Any book, any reference book, on writing, if it is over 50 pages, will have a chapter on "exploring local color." It is essential in translating personal meaning to the reader in verse. Just essential. You don't want to end up like Paul Auster writing a book on Mister Blue and Mister Brown for 300 pages. Of course you could go too far and end up like Alain Robbe Grillet and describe a boat pulling into a harbor for 20 some pages.

I like describing where I am and wishing I were to help create that sense of claustrophobia that comes along with being stuck inside your head all day. As for NC/NYC references, I knew very well I did not belong in Raleigh as there were more than enough people happy to remind me that also. And I never made any mystery my entire life that I would make my home here in Manhattan the minute it was possible. So there is certainly some of that in there.

If you had to hang your metaphorical hat on a song or lyric here, which would it be?

Rarely do I wear a hat but often am I engineering hooks.

And if you could forget one song or lyric here existed, which would it be?


Your released output now is certainly higher than it was then, but the bonus material and what¹s omitted even reflects a lot of work in a studio or in front of a microphone in general. Do you find recording to be a compulsive thing at this point?

When I worked at Wake Plumbing, I never felt it was compulsive for me to drill into concrete to lay down plumbing lines we had been late getting to. It was a means to an end. It was the way forward to get to a place where I could afford to live without working for a few months in the summer to write. So as being someone who lives and writes, I do not know anything else. It is exactly what I am and what I have always been.

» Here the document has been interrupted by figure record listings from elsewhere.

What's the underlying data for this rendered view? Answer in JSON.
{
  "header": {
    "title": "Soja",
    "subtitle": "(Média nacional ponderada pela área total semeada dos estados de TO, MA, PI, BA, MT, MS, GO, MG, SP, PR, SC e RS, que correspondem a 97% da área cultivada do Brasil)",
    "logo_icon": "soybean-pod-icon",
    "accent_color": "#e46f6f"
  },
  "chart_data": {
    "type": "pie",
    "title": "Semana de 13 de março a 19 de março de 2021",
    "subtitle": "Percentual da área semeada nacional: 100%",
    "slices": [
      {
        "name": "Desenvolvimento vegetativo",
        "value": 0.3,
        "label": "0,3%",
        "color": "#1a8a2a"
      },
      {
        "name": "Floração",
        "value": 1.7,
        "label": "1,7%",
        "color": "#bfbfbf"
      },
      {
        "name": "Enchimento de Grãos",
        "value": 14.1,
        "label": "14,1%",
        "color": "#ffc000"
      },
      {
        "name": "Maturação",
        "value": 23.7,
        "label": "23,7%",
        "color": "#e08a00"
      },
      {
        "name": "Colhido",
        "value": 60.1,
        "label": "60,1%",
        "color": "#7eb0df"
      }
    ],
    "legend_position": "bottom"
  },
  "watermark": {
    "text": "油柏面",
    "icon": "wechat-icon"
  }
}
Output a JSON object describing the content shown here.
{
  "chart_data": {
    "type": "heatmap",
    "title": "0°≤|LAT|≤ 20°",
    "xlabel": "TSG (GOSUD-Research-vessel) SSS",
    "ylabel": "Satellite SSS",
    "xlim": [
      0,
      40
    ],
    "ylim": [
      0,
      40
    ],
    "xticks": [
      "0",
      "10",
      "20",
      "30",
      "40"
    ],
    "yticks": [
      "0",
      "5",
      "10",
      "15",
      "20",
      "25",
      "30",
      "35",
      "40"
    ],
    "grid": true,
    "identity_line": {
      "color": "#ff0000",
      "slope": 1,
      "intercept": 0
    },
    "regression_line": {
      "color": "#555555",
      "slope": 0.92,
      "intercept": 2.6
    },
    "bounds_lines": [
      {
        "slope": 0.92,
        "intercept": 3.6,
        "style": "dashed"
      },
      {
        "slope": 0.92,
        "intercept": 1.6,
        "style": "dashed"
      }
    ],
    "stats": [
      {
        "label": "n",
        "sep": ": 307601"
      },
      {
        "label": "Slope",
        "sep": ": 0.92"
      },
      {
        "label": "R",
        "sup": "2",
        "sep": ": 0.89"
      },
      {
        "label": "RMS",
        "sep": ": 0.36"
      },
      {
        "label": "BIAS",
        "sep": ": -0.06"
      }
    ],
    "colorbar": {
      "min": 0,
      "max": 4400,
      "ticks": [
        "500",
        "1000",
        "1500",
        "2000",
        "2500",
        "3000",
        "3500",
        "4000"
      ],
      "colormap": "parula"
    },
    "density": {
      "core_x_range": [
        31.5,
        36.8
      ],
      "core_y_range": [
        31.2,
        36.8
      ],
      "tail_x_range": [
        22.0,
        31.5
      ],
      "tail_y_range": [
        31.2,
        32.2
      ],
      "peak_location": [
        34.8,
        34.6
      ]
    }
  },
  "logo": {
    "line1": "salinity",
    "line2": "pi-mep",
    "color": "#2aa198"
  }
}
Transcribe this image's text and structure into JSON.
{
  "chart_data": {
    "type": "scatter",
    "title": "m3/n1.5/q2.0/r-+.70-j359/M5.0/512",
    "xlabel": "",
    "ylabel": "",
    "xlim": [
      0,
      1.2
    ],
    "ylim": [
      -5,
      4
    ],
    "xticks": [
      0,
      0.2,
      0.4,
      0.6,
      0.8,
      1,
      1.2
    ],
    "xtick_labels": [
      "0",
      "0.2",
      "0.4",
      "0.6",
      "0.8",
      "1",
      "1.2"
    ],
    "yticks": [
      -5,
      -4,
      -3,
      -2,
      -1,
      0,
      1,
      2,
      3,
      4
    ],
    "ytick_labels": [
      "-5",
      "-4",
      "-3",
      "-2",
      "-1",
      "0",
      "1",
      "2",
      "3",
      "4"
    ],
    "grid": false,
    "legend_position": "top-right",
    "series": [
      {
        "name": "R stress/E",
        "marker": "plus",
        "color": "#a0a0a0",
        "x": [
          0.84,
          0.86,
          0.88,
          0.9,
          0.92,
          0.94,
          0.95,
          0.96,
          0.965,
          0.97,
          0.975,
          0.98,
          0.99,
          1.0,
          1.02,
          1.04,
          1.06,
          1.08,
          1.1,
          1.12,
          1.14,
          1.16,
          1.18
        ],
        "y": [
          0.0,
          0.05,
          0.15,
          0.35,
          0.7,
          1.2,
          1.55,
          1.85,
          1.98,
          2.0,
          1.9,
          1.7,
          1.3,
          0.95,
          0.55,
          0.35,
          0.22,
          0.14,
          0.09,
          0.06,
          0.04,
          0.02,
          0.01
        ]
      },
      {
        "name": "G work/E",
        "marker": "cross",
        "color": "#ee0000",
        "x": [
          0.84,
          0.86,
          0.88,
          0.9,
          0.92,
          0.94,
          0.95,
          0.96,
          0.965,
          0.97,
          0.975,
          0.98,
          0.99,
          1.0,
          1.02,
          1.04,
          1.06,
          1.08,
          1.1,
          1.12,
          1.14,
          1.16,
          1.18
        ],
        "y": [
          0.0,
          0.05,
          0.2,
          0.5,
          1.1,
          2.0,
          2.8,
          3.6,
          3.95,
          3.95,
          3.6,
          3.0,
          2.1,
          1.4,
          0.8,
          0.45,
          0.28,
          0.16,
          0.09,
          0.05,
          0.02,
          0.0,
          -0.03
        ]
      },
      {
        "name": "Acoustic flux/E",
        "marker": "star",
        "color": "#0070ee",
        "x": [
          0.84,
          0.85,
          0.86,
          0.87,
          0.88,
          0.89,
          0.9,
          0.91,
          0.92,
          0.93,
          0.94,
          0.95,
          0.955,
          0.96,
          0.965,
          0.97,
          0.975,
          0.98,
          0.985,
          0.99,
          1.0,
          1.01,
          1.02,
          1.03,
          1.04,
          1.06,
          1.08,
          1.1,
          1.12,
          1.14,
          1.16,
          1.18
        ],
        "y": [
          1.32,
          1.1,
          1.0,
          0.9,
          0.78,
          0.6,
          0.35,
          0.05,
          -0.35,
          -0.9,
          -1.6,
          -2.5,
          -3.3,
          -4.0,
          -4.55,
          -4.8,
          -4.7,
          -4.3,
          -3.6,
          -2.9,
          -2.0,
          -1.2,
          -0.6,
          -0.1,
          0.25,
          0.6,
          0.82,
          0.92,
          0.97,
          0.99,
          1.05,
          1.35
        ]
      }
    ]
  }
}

I am compulsive only in letting myself be moved maybe too much by my life and the lives of others. I think this is a rather horrible and beautiful place to be, and there is always another mystery to be solved, be it emotionally or otherwise. I am rather compulsive about reading and watching Letterman. I am terribly upset if I am not at home in bed in time for Dave Letterman. And maybe Bahlsen Choco Leibniz buscuits.

In the No Depression feature from 1997, Peter Blackstock talks about the deal A&M was dangling in front of you as a solo artist. After having been a solo artist for a while now, do you think you should have taken it? What lessons did you carry away from sticking with the band for this and another record?

I was not going to let Caitlin down or the fact that she had left a life that was working for her at the University so that I could go down with the A&M label as a footnote on a roster of footnotes. That being said I respected the people at A&M greatly, and called some of them friends, but it was far out of their hands by that point what would be my fate there and I suspect on some level they knew that then and now. It would never have worked.

Also, I knew Skillet would come back eventually. Of course it was not the same as before, but that was my little hope, my fingers-crossed promise I kept to myself. ("Just keep it rolling, and he will return and we will laugh again.")

Do you ever miss this band? And do you ever miss this region?

No/no. No regrets. I am honored to have had those friends. I would not miss them the way I do now completely and laugh fully like I do sometimes thinking of the past if I did not have the ability to let it go.